[Note: I've tried this problem 4 times already and still have it wrong. I know the steps to doing it but for some reason its wrong. an someone please help me get these answers for (b).]

Question

[Note: I've tried this problem 4 times already and still have it wrong. I know the steps to doing it but for some reason its wrong. an someone please help me get these answers for (b).]

An equation is given. (Enter your answers as a comma-separated list. Round terms to three decimal places where appropriate. If there is no solution, enter NO SOLUTION.)

2 cos 2θ − 1 = 0

(a) Find all solutions of the equation.

My Answer--> θ= (π+6nπ)/6 , (5π+6nπ)/6
(Correct)

(b) Find the solutions in the interval [0, 2π).

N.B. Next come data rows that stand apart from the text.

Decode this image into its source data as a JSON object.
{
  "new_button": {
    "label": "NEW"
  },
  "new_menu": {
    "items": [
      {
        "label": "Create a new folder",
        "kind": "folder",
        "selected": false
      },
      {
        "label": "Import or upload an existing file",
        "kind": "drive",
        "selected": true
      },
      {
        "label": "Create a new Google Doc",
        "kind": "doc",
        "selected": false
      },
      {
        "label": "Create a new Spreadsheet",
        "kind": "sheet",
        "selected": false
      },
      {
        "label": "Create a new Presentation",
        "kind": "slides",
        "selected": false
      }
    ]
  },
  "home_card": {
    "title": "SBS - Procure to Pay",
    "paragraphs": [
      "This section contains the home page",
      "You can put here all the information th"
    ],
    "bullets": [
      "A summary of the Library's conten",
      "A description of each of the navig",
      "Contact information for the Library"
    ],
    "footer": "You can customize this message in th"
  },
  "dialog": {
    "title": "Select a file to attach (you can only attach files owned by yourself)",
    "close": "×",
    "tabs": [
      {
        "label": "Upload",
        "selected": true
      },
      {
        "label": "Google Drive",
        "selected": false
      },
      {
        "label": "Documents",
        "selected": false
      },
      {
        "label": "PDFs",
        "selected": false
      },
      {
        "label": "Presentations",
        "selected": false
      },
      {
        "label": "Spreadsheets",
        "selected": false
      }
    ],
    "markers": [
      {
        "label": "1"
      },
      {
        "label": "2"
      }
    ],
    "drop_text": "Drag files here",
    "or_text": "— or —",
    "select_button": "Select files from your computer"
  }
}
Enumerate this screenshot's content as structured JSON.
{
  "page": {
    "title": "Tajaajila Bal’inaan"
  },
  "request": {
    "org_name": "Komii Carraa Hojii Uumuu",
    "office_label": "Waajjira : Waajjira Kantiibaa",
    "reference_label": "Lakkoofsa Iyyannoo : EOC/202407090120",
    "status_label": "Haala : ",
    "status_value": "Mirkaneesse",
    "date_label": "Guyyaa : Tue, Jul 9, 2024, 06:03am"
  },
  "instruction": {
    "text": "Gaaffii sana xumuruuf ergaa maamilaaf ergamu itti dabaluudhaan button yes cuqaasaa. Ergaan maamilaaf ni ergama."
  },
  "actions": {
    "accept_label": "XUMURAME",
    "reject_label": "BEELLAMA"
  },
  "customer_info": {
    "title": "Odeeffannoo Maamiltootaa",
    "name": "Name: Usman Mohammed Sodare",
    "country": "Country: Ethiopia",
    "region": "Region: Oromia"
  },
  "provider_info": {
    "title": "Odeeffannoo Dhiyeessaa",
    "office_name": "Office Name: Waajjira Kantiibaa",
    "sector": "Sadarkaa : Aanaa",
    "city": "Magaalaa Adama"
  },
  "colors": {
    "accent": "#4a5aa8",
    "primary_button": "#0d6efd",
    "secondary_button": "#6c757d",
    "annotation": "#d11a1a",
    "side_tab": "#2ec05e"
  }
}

θ=____________________________

[Note: my answer was wrong.
π/2,π/6,3π/2,7π/6]

Answer 1

2 cos 2θ − 1 = 0

cos 2Ø = 1/2
I know cos π/3 = 1/2 , and the cosine is positive in I and IV
so 2Ø = π/3 , in I
OR
2Ø = 2π - π/3 = 5π/3 , in IV

Ø = π/6 or Ø = 5π/6

(Ø = 30° or Ø = 150°)

but the period of cos 2Ø is 2π/2 or π
so adding/subtracting multiples of π to any answer will yield a new answer

general solution:
π/6 + kπ or 5π/6 + kπ , where k is an integer

solutions in [0,2π] :
π/6, 7π/6, 5π/6, 11π/6

or

in degrees: 30°, 210°, 150°, 330°

verify my answers by using a calculator, they work.

Answer 2

Thank you so much for your help!!!

You're so awesome!!! :D

Answer 3

To solve the equation 2 cos 2θ − 1 = 0 in the interval [0, 2π), you need to follow these steps:

1. Start by isolating the cosine term by adding 1 to both sides of the equation:
2 cos 2θ = 1

2. Divide both sides by 2 to get rid of the coefficient of the cosine term:
cos 2θ = 1/2

3. Now, find the angles whose cosine value is equal to 1/2. This can be done using the inverse cosine function (also known as arccosine or cos^(-1)). The inverse cosine of 1/2 is π/3 in radians. However, note that the cosine function is positive in the first and fourth quadrants, so you also need to consider the reference angle in the fourth quadrant, which is 2π/3.

4. To account for the multiple possible solutions, we use the periodicity of the cosine function. Since the period of cosine is 2π, we can add integer multiples of 2π to the solution angles.

Putting it all together, the solutions in the interval [0, 2π) are:
θ = π/3 + 2nπ, where n is an integer, and
θ = 2π/3 + 2nπ, where n is an integer.

Therefore, the correct answer to part (b) is:
θ = π/3, 2π/3.

Your answers of π/2, π/6, 3π/2, and 7π/6 were incorrect because they do not satisfy the equation 2 cos 2θ − 1 = 0.